Thomas Vetter (University of Basel, Switzerland)

Abstract
Morphable models constitute a unifying framework for the analysis and synthesis of images. In the field of Computer Graphics, they are applied to model photo-realistic face images; in the domain of Computer Vision, they are used in face recognition applications compensating variations across pose, illumination and facial expressions. Morphable face models draw on prior knowledge of human faces in the form of a general face model, learned from examples of other faces. By exploiting the correspondences between all examples, these models introduce a vector space structure on the examples that allows to synthesize novel photo-realistic images. Image analysis can be performed by fitting such a flexible model to novel images. Then, the model parameters yielding the optimal reconstruction are used to code or analyze the face depicted.  In this talk, I start with a quick review on morphable face models and will discuss some of its limitations for face recognition applications based on skin detail analysis. In a second part I will report on current work on building morphable models of human bones and skulls and their application in medical data analysis for image segmentation and the probabilistic modeling of traumatized body parts.

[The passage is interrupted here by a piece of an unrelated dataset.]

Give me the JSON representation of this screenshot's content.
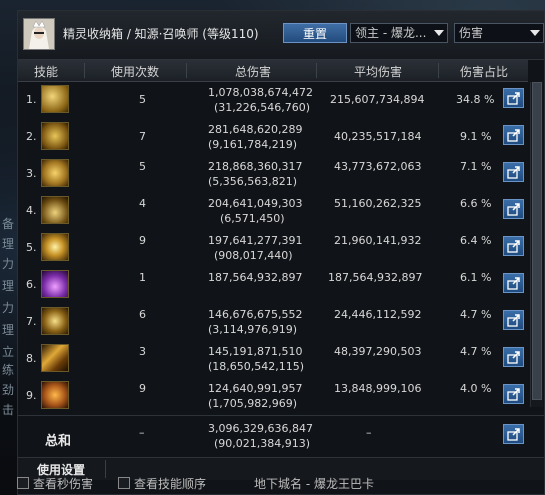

Thomas Vetter studied mathematics and physics and received the Ph.D. degree in biophysics from the University of Ulm, Germany.  As a Postdoctoral Researcher at the Center for Biological and Computational Learning, Massachusetts Institute of Technology, Cambridge, he started his research on computer vision. In 1993, he moved to the Max-Planck-Institute, Tübingen, Germany, and, in 1999, he became a Professor of computer graphics at the University of Freiburg, Germany.

Since 2002, he has been a Professor of applied computer science at the University of Basel, Switzerland. His current research is on image understanding, graphics, and automated model building.